The present station was opened by Queen Elizabeth II on 14 October 1968. A long, low structure, it opened with integrated automatic ticket facilities and a range of shops; the first of its kind for any British station. A second development phase by Richard Seifert & Partners began in 1979, adding 37,600 m2 of office space along the station frontage in the form of three low-rise towers overlooking Melton Street and Eversholt Street.

The demolition of the original buildings in 1962 was described by the Royal Institute of British Architects as "one of the greatest acts of Post-War architectural vandalism in Britain" and was approved directly by Harold Macmillan. The attempts made to preserve the earlier building, championed by Sir John Betjeman, led to the formation of the Victorian Society and heralded the modern conservation movement. This movement saved the nearby high Gothic St Pancras station when threatened with demolition in 1966, ultimately leading to its renovation in 2007 as the terminus of HS1 to the Continent.



Euston's 1960s style of architecture has been described as "a dingy, grey, horizontal nothingness" and a reflection of "the tawdry glamour of its time", entirely lacking in "the sense of occasion, of adventure, that the great Victorian termini gave to the traveller". Writing in The Times, Richard Morrison stated that "even by the bleak standards of Sixties architecture, Euston is one of the nastiest concrete boxes in London: devoid of any decorative merit; seemingly concocted to induce maximum angst among passengers; and a blight on surrounding streets. The design should never have left the drawing-board – if, indeed, it was ever on a drawing-board."
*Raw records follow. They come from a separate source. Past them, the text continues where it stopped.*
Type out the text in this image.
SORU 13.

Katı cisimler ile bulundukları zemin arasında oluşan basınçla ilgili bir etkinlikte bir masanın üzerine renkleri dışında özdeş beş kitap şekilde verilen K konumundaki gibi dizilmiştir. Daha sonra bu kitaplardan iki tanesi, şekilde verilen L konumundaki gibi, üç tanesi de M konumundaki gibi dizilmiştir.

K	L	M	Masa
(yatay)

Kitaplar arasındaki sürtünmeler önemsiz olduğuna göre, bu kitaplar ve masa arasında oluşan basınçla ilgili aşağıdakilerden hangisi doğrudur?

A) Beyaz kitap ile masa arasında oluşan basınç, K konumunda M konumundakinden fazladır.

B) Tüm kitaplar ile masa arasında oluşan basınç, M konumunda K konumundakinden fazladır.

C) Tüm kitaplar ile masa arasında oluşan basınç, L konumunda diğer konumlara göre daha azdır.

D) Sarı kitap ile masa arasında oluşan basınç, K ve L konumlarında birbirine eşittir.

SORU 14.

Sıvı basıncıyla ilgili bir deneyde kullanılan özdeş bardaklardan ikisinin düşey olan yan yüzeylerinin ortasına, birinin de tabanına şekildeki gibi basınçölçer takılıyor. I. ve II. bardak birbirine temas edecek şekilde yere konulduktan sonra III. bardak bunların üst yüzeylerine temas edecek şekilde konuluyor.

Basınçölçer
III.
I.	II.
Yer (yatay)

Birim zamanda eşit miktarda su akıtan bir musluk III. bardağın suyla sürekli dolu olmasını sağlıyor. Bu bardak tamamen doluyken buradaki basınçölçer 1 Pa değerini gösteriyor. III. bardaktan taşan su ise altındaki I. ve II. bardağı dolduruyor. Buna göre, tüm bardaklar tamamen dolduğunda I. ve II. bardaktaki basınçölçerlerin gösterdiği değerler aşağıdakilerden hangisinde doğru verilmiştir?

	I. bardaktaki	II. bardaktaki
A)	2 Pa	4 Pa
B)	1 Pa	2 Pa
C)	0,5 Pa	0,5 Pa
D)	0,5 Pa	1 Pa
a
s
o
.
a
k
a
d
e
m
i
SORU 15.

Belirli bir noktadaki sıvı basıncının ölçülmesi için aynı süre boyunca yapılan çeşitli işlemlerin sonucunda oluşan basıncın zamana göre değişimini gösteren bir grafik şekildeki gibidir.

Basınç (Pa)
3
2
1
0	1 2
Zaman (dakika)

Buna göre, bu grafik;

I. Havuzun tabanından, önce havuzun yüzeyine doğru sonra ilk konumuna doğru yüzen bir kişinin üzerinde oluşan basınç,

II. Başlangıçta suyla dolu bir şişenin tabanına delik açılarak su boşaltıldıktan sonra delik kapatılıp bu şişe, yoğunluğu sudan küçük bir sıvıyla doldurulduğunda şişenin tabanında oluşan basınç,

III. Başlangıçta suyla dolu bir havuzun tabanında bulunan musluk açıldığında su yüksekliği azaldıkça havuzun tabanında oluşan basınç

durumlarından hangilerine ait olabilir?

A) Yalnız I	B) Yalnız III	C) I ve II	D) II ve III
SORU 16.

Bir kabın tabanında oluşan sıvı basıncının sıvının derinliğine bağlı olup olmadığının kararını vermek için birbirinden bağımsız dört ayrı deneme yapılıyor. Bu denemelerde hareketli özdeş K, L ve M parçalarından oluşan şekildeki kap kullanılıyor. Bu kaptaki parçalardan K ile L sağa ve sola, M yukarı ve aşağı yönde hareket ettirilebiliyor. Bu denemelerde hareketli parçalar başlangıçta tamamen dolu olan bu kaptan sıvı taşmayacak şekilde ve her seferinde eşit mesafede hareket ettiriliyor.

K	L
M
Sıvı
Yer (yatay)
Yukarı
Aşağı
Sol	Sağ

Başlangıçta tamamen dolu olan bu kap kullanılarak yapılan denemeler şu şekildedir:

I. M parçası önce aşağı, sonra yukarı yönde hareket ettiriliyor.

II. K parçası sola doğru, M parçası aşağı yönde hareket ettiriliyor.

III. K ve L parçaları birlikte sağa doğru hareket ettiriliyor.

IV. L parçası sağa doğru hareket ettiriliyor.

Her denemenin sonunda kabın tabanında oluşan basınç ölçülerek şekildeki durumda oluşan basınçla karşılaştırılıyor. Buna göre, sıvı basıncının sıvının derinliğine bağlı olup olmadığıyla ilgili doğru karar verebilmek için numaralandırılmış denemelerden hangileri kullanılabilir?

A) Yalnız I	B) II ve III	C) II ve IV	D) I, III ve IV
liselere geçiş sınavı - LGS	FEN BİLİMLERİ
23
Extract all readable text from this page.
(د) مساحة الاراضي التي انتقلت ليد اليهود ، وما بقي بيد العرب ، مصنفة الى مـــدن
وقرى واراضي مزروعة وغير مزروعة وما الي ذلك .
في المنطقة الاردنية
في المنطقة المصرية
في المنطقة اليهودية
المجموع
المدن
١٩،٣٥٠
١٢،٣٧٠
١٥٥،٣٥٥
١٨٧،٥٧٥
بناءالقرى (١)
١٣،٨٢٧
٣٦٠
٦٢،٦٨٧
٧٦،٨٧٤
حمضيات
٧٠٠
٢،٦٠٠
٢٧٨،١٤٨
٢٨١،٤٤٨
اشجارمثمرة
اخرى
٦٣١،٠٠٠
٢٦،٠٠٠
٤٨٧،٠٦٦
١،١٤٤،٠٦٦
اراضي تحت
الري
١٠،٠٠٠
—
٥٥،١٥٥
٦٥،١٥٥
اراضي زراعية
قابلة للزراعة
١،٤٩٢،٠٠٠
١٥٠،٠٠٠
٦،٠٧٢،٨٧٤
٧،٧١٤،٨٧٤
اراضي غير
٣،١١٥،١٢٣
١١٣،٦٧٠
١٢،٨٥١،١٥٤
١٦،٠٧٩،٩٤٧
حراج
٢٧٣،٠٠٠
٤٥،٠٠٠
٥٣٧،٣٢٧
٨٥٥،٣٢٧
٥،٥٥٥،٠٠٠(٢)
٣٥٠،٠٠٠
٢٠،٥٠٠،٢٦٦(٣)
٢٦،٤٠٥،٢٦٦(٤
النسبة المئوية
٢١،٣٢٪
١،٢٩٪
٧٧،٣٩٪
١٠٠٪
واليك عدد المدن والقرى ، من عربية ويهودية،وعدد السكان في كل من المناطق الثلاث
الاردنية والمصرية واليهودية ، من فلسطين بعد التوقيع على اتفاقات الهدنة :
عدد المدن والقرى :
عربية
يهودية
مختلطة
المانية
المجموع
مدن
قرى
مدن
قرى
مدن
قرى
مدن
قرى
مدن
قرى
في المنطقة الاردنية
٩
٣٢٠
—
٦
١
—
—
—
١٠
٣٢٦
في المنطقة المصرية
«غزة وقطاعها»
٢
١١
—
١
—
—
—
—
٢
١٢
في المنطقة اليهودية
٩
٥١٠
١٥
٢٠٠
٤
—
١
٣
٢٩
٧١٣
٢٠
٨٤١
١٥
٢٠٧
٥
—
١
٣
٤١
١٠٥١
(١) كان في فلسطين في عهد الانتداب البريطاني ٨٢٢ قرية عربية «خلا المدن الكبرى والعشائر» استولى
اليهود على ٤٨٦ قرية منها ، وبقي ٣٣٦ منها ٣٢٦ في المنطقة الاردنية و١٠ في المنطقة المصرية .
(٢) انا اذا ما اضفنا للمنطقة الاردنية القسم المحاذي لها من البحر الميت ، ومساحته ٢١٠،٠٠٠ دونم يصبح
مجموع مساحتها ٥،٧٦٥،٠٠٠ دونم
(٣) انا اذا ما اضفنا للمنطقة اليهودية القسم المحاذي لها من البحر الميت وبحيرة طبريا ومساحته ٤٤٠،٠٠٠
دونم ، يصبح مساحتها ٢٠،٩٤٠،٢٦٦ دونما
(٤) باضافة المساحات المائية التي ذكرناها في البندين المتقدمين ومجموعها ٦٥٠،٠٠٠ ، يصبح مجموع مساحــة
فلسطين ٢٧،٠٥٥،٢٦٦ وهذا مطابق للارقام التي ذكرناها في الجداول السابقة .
In March 2010 the Secretary of State for Transport, Andrew Adonis announced that Euston was the preferred southern terminus of the planned High Speed 2 line, which would connect to a newly built station near Curzon Street and Fazeley Street in Birmingham. The Euston Downside Carriage Maintenance Depot was demolished in 2018 in preparation for the start of tunnelling. The two office towers in front of the station were demolished between January 2019 and December 2020. The third tower at 1 Eversholt Street is not part of these plans. Two hotels on Cardington Street adjacent to the west of the station were also demolished.